Вещева О.Н. Коллективные формы землепользования в средневолжской деревне в период НЭПа//Вестник гуманитарного института ТГУ. 2008. №2.
Статья посвящена изучению коллективных форм землепользования в период нэпа. Автор, используя законодательные акты, архивные источники, материалы сельских советов, исследовал социальный состав, соотношение форм колхозов, степень обобществления отдельных элементов хозяйств, провел сравнительный анализ колхозов и единоличных хозяйств; выявил, что образованию колхозов способствовала приоритетная политика государства, направленная на сохранение экономически малоэффективных хозяйств, а также начавшийся процесс разложения общины.
Советское правительство, допуская сосуществование различных форм землепользования, основную роль в возрождении экономики страны отводило коллективным формам хозяйствования.
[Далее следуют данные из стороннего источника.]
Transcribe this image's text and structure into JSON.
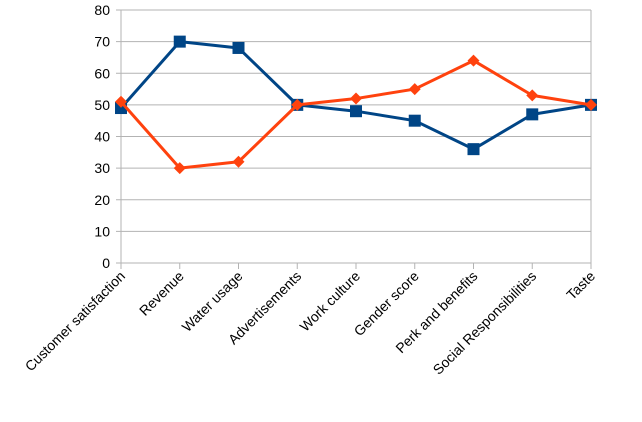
{
  "chart_data": {
    "type": "line",
    "categories": [
      "Customer satisfaction",
      "Revenue",
      "Water usage",
      "Advertisements",
      "Work culture",
      "Gender score",
      "Perk and benefits",
      "Social Responsibilities",
      "Taste"
    ],
    "series": [
      {
        "color": "#004586",
        "marker": "square",
        "values": [
          49,
          70,
          68,
          50,
          48,
          45,
          36,
          47,
          50
        ]
      },
      {
        "color": "#ff420e",
        "marker": "diamond",
        "values": [
          51,
          30,
          32,
          50,
          52,
          55,
          64,
          53,
          50
        ]
      }
    ],
    "ylim": [
      0,
      80
    ],
    "yticks": [
      0,
      10,
      20,
      30,
      40,
      50,
      60,
      70,
      80
    ],
    "grid": true,
    "legend": "none",
    "xlabel": "",
    "ylabel": "",
    "title": ""
  }
}
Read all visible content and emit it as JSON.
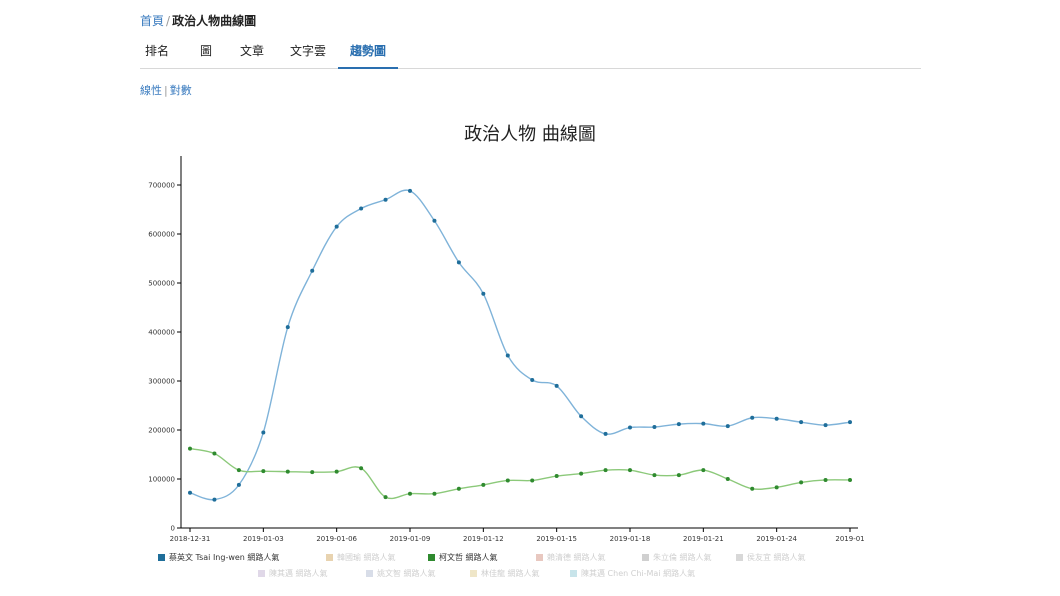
{
  "breadcrumb": {
    "home": "首頁",
    "separator": "/",
    "current": "政治人物曲線圖"
  },
  "tabs": [
    {
      "label": "排名",
      "active": false
    },
    {
      "label": "圖",
      "active": false
    },
    {
      "label": "文章",
      "active": false
    },
    {
      "label": "文字雲",
      "active": false
    },
    {
      "label": "趨勢圖",
      "active": true
    }
  ],
  "scale_links": {
    "linear": "線性",
    "separator": "|",
    "log": "對數"
  },
  "colors": {
    "link": "#3a7bbf",
    "active_tab": "#2a6fb0"
  },
  "chart_data": {
    "type": "line",
    "title": "政治人物 曲線圖",
    "xlabel": "",
    "ylabel": "",
    "x_tick_labels": [
      "2018-12-31",
      "2019-01-03",
      "2019-01-06",
      "2019-01-09",
      "2019-01-12",
      "2019-01-15",
      "2019-01-18",
      "2019-01-21",
      "2019-01-24",
      "2019-01"
    ],
    "y_ticks": [
      0,
      100000,
      200000,
      300000,
      400000,
      500000,
      600000,
      700000
    ],
    "ylim": [
      0,
      720000
    ],
    "grid": false,
    "legend_placement": "bottom",
    "series": [
      {
        "name": "蔡英文 Tsai Ing-wen 網路人氣",
        "color": "#7fb3d9",
        "marker": "#1f6e9a",
        "values": [
          72000,
          58000,
          88000,
          195000,
          410000,
          525000,
          615000,
          652000,
          670000,
          688000,
          627000,
          542000,
          478000,
          352000,
          302000,
          290000,
          228000,
          192000,
          205000,
          206000,
          212000,
          213000,
          208000,
          225000,
          223000,
          216000,
          210000,
          216000
        ]
      },
      {
        "name": "柯文哲 網路人氣",
        "color": "#8cc97a",
        "marker": "#2f8a2f",
        "values": [
          162000,
          152000,
          118000,
          116000,
          115000,
          114000,
          115000,
          122000,
          63000,
          70000,
          70000,
          80000,
          88000,
          97000,
          97000,
          106000,
          111000,
          118000,
          118000,
          108000,
          108000,
          118000,
          100000,
          80000,
          83000,
          93000,
          98000,
          98000
        ]
      }
    ],
    "legend_entries": [
      {
        "label": "蔡英文 Tsai Ing-wen 網路人氣",
        "color": "#1f6e9a",
        "active": true
      },
      {
        "label": "韓國瑜 網路人氣",
        "color": "#e8d3b0",
        "active": false
      },
      {
        "label": "柯文哲 網路人氣",
        "color": "#2f8a2f",
        "active": true
      },
      {
        "label": "賴清德 網路人氣",
        "color": "#e8c8c0",
        "active": false
      },
      {
        "label": "朱立倫 網路人氣",
        "color": "#d0d0d0",
        "active": false
      },
      {
        "label": "侯友宜 網路人氣",
        "color": "#d8d8d8",
        "active": false
      },
      {
        "label": "陳其邁 網路人氣",
        "color": "#e0d8e8",
        "active": false
      },
      {
        "label": "姚文智 網路人氣",
        "color": "#d8dde8",
        "active": false
      },
      {
        "label": "林佳龍 網路人氣",
        "color": "#efe6c8",
        "active": false
      },
      {
        "label": "陳其邁 Chen Chi-Mai 網路人氣",
        "color": "#c8e4ea",
        "active": false
      }
    ]
  }
}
В планах Наркомзема на 1922 год отмечалось, что «рабоче-крестьянское государство не навязывает земледельцам какой-либо формы землепользования, но считает, что рано или поздно сами земледельцы поймут все выгоды ведения хозяйства в крупных размерах» [1].
Наметившийся с 1923 года экономический подъем сельского хозяйства сопровождался усилением отдельных крестьянских хозяйств. Но проводимая партией идея классового подхода к политике в деревне определяла данный процесс как нежелательный. Принятый 4-й сессией ВЦИК и введенный в действие с 1 декабря 1922 года «Земельный кодекс» запрещал самостоятельное распоряжение землей, закрепив за крестьянином статус не собственника, а землепользователя. Путями выхода из создавшегося положения являлись кажущиеся на первый взгляд совершенно противоположные направления: выдел хозяйств на отрубы и хутора и создание различных форм товарищеского и коллективного хозяйствования.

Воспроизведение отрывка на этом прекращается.